Why I Inquire, and Hope Others Do Too
When it comes to the goals I have as an educator, helping to develop students who realize their full potential is top of the list. In large part, this means developing students who become life long learners, and in turn fully literate, critically problem-solving citizens in the world.
To me as a science teacher, this means that I must develop students who are curious about, and inquire into the world around themselves, yet can see beyond themselves. This also means, not just becoming problem solvers, but problem finders.
Unfortunately I teach in a reality in which there is no evidence that teaching leads to learning. Rather than despair in this (as I temporarily did in the past), I interpret this to mean my job is to create an environment that is the most possible conducive to learning the knowledge and skills that students will need to be the best problem finders and solvers that they can be.
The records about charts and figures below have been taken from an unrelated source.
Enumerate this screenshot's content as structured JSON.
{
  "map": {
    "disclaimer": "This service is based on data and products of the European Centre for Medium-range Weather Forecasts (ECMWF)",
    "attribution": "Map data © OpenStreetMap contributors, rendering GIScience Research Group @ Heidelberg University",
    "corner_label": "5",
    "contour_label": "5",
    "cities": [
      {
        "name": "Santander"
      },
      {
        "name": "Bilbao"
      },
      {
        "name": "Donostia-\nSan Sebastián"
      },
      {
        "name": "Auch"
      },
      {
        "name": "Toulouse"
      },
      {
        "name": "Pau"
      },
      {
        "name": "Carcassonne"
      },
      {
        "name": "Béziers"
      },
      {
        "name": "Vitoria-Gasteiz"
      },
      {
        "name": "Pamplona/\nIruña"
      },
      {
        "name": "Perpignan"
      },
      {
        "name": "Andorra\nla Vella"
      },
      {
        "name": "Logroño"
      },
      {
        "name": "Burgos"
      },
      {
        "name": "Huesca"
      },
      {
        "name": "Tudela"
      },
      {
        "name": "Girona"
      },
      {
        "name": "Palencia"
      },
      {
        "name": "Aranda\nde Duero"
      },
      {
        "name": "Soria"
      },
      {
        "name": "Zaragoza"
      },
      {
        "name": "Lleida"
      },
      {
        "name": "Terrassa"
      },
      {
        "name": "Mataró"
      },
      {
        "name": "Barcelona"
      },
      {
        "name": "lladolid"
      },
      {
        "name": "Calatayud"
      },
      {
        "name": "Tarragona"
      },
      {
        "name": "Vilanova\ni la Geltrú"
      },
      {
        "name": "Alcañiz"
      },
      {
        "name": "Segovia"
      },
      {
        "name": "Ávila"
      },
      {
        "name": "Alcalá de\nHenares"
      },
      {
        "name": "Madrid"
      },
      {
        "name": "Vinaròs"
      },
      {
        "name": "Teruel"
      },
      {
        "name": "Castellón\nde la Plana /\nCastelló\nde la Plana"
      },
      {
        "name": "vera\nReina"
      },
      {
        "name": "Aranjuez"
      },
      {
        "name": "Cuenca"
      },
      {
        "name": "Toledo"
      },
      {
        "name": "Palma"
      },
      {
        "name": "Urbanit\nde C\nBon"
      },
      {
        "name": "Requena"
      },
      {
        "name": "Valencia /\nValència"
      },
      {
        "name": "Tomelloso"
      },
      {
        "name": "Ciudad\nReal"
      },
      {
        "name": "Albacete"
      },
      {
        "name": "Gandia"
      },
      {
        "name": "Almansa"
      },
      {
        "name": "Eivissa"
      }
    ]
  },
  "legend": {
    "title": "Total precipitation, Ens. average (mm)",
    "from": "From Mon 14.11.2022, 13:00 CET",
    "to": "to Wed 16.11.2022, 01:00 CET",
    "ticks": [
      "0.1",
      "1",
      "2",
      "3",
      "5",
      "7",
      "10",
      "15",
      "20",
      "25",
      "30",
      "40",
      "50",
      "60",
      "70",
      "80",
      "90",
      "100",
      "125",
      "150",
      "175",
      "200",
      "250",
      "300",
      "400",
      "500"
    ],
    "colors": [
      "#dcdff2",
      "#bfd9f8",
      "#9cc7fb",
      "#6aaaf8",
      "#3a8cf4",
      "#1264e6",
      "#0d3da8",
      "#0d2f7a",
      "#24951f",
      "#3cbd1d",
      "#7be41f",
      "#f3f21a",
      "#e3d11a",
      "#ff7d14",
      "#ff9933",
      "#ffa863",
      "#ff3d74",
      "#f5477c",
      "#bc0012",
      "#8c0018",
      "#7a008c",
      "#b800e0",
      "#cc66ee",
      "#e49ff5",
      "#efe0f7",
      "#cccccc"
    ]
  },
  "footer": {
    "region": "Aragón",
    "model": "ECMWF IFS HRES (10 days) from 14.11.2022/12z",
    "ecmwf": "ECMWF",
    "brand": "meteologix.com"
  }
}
However, if I can accomplish this, it is not satisfying enough for me to only accomplish this within the classrooms I teach. If education, and in particular science education, is to fulfill its potential to develop students who can solve the problems of the world, and the problems of the world that do not exist yet, then teachers need to work as a team to develop the learning environments conducive to this goal.
Therefore, I see a need not to solve our problems of developing inquiry skills at the level of the student. Instead I see the need to help develop a learning environment that supports problem finding and problem solving across classrooms, across schools, across the country, and across the world.